Different theoretical frameworks can be used to predict and explain the educational roles of touchscreen learning. Embodied cognition theory (ECT) provides a positive theoretical framework for understanding the potential pedagogic value of embodied interactivity, which is a remarkable feature of touchscreen-based educational games. Because learners are allowed to physically manipulate (e.g., rotate, zoom, tap or drag) the virtual objects in the learning material, these bodily actions or sensorimotor experiences in the touchscreen environment are assumed to be beneficial for learning according to ECT. However, an opposite explanation is proposed by cognitive load theory (CLT).

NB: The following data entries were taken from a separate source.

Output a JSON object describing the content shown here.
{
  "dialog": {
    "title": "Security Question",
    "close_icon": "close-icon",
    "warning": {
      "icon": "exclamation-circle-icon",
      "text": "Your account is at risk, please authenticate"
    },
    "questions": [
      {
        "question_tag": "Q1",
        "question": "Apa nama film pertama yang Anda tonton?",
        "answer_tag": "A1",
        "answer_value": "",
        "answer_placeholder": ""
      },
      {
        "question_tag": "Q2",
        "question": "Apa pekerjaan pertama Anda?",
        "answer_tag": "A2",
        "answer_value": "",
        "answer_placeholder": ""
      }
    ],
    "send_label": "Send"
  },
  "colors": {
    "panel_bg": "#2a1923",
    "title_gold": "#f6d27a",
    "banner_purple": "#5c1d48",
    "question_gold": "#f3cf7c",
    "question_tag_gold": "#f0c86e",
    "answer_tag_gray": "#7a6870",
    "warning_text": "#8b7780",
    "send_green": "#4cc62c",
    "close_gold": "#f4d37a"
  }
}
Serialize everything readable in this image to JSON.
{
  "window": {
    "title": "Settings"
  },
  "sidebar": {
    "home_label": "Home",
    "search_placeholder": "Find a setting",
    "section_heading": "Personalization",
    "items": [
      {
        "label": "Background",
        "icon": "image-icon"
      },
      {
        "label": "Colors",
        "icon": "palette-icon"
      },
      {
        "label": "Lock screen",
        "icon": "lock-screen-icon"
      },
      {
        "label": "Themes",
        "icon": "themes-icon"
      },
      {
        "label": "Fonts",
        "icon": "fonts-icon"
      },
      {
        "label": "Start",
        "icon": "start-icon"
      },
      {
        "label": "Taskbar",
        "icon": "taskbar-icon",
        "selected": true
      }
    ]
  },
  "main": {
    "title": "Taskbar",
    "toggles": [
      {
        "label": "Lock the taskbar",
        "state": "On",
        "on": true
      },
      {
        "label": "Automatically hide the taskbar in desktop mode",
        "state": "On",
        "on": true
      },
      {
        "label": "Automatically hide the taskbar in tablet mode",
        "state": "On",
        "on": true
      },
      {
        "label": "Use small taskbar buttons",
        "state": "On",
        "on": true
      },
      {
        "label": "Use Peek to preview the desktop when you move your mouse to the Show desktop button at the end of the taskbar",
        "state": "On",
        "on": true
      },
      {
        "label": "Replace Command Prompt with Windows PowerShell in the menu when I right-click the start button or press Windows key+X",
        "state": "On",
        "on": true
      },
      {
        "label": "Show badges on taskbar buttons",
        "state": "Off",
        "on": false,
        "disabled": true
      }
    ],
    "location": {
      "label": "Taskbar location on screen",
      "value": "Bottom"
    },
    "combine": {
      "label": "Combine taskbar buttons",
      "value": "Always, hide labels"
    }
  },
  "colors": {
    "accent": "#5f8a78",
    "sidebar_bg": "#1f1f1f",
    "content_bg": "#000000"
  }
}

When learning by playing on a touchscreen, learners need to invest cognitive resources to process some tasks which are not related to learning per se, for example, interactive manipulations or information processing switching. These tasks may lead to an increase in extraneous cognitive load, which is detrimental to learning according to CLT. Characteristics related to learners, learning materials and learning environments may be important factors influencing the effects of touchscreen learning.
With those mentioned above in mind, drawing firm conclusions of touchscreen learning is still challenging. It is still too early to widely introduce touchscreen devices to learning and teaching scenarios. Even so, this review forms a unique perspective in the touchscreen learning field and contributes to shaping directions for future research. Future studies are highly needed to focus on the theoretical construction, influencing factors, characteristic analyses and behavioral or neural mechanism of touchscreen learning.